Here are a few examples of rules that come to mind :
no number
no special character, like "~{()}#^$%?;:/*§£ø and probably some others
no more that 3 spaces ?
none of "admin", "support", "moderator", "test", and a few other obvious non-names that people tend to use when they don't want to type in their real name...
(but, if they don't want to give you their name, their still won't, even if you forbid them from typing some random letters, they could just use a real name... Which is not their's)
Yes, this is not perfect ; and yes, it will let some non-names pass... But it's probably way better for your application than saying someone "your name is wrong" (yes, I insist ^^ )
And, to answer a comment you left under one other answer :
I could just forbid the most command
characters for SQL injection and XSS
attacks,
About SQL Injection, you must escape your data before sending those to the database ; and, if you always escape those data (you should !), you don't have to care about what users may input or not : as it is escaped, always, there is no risk for you.
Same about XSS : as you always escape your data when ouputting it (you should !), there is no risk of injection ;-)
EDIT : if you just use that regex like that, it will not work quite well :
The following code :
$rexSafety = "/^[^<,\"#/{}()*$%?=>:|;#]*$/i";
if (preg_match($rexSafety, 'martin')) {
var_dump('bad name');
} else {
var_dump('ok');
}
Will get you at least a warning :
Warning: preg_match() [function.preg-match]: Unknown modifier '{'
You must escape at least some of those special chars ; I'll let you dig into PCRE Patterns for more informations (there is really a lot to know about PCRE / regex ; and I won't be able to explain it all)
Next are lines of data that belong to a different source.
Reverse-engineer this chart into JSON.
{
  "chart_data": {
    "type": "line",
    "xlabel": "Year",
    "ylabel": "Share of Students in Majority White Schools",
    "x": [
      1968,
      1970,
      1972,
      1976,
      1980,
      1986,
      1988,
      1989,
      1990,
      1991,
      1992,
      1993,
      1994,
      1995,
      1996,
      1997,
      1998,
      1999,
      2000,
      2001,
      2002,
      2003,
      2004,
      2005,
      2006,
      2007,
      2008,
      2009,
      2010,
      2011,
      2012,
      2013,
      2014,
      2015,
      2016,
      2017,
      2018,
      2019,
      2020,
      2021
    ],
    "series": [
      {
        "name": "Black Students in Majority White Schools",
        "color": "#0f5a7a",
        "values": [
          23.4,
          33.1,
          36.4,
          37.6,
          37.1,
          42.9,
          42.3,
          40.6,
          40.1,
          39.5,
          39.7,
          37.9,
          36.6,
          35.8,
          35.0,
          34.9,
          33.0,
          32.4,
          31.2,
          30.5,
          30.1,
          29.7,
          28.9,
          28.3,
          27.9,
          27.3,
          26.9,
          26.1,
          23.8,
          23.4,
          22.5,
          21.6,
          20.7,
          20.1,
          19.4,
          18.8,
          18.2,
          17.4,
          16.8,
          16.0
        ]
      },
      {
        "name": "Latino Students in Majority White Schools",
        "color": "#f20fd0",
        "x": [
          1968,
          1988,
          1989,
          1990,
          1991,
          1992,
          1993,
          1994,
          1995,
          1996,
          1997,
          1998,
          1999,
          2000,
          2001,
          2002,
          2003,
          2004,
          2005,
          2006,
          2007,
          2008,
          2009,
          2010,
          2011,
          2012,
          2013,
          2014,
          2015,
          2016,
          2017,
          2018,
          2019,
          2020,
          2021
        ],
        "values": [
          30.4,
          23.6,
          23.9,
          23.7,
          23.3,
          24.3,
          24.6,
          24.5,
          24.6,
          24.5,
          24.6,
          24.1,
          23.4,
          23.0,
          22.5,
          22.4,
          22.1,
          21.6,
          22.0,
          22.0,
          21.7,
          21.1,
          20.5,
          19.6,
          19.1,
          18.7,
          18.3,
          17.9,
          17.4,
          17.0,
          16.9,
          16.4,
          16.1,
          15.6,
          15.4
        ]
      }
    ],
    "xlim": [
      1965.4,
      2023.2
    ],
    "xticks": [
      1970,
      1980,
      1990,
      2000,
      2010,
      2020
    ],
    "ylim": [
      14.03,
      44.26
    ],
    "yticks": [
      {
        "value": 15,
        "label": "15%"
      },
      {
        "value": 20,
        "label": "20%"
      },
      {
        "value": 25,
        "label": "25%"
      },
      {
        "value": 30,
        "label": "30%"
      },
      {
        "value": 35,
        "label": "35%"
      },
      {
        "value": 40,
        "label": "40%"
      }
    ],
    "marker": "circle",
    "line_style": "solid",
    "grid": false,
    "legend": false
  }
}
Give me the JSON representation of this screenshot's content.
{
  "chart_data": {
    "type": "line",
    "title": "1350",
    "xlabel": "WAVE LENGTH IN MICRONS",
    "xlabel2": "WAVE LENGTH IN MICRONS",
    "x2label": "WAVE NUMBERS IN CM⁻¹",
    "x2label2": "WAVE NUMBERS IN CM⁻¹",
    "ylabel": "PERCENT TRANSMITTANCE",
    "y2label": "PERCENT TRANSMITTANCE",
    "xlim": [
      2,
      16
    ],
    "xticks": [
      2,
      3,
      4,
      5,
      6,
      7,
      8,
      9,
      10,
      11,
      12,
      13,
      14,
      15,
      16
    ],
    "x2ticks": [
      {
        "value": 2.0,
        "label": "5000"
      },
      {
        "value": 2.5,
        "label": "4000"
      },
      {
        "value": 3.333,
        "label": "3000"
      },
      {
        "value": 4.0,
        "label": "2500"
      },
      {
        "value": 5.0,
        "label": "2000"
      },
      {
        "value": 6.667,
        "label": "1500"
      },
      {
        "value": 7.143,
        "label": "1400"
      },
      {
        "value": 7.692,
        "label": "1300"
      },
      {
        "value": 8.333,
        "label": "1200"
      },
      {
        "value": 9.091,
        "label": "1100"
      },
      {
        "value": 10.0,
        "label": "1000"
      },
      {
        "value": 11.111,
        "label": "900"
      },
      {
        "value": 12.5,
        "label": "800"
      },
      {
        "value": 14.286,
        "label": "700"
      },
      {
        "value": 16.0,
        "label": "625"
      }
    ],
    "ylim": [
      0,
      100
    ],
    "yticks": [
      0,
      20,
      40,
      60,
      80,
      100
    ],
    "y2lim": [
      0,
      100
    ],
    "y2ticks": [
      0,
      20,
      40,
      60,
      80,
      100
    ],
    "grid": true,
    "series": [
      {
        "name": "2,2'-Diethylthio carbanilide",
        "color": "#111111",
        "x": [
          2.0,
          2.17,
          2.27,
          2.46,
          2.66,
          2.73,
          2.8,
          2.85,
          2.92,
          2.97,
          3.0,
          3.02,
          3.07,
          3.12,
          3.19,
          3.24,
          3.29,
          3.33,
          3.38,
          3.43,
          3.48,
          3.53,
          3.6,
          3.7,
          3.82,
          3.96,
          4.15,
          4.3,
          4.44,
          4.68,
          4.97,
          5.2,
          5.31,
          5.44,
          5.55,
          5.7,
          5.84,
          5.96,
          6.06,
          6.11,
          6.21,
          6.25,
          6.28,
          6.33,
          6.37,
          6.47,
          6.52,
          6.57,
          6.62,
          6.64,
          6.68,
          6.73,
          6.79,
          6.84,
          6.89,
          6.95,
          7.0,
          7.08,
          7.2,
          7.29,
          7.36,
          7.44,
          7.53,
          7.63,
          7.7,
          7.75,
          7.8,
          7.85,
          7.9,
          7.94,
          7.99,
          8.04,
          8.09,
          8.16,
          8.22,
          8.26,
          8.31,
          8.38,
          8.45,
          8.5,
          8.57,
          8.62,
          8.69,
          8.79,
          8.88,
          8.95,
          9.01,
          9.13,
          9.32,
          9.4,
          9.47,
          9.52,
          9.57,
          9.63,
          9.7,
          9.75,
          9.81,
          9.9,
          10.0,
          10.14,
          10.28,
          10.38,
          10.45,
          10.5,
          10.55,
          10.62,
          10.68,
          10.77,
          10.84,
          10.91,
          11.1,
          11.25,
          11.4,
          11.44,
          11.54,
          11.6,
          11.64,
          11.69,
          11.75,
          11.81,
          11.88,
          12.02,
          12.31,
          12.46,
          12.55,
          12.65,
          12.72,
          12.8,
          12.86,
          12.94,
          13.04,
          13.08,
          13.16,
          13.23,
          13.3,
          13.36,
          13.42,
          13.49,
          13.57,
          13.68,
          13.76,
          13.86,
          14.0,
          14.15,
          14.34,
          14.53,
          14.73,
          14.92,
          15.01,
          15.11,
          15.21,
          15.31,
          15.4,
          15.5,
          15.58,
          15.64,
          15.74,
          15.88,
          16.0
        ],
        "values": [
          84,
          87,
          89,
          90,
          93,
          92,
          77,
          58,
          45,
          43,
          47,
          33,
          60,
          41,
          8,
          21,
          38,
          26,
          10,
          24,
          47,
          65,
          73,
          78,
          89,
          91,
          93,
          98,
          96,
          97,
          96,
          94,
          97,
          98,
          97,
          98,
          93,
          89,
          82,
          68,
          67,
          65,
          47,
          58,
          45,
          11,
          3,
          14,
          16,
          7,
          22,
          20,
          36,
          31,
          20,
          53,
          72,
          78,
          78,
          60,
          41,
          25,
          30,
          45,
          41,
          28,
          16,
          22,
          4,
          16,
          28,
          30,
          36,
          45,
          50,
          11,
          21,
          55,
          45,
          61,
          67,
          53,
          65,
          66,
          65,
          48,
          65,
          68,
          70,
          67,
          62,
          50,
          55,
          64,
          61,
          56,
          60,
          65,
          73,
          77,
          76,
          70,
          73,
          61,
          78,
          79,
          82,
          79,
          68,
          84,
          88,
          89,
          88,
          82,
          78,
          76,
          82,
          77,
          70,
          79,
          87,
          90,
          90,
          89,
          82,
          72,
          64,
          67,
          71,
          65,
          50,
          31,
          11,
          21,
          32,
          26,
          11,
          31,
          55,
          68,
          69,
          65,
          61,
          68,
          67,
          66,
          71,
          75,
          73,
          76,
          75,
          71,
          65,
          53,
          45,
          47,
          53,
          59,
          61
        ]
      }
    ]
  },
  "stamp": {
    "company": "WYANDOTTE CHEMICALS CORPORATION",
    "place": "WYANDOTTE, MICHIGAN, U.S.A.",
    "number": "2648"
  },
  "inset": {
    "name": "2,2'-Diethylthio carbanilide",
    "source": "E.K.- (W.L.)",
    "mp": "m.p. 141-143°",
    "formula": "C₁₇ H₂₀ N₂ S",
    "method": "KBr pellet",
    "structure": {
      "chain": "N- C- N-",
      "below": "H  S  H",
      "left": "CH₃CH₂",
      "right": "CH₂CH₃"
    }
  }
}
If you actually want to check that none of those characters is inside a given piece of data, you might end up with something like that :
$rexSafety = "/[\^<,\"#\/\{\}\(\)\*\$%\?=>:\|;#]+/i";
if (preg_match($rexSafety, 'martin')) {
var_dump('bad name');
} else {
var_dump('ok');
}
(This is a quick and dirty proposition, which has to be refined!)
This one says "OK" (well, I definitly hope my own name is ok!)
And the same example with some specials chars, like this :
$rexSafety = "/[\^<,\"#\/\{\}\(\)\*\$%\?=>:\|;#]+/i";
if (preg_match($rexSafety, 'ma{rtin')) {
var_dump('bad name');
} else {
var_dump('ok');
}
Will say "bad name"
But please note I have not fully tested this, and it probably needs more work ! Do not use this on your site unless you tested it very carefully !
Also note that a single quote can be helpful when trying to do an SQL Injection... But it is probably a character that is legal in some names... So, just excluding some characters might no be enough ;-)
PHP’s PCRE implementation supports Unicode character properties that span a larger set of characters. So you could use a combination of \p{L} (letter characters), \p{P} (punctuation characters) and \p{Zs} (space separator characters):
/^[\p{L}\p{P}\p{Zs}]+$/
But there might be characters that are not covered by these character categories while there might be some included that you don’t want to be allowed.
So I advice you against using regular expressions on a datum with such a vague range of values like a real person’s name.
Edit As you edited your question and now see that you just want to prevent certain code injection attacks: You should better escape those characters rather than rejecting them as a potential attack attempt.
Use mysql_real_escape_string or prepared statements for SQL queries, htmlspecialchars for HTML output and other appropriate functions for other languages.
That's a problem with no easy general solution. The thing is that you really can't predict what characters a name could possibly contain. Probably the best solution is to define an negative character mask to exclude some special characters you really don't want to end up in a name.
You can do this using:
$regexp = "/^[^<put unwanted characters here>]+$/
If you're trying to parse apart a human name in PHP, I recomment Keith Beckman's nameparse.php script.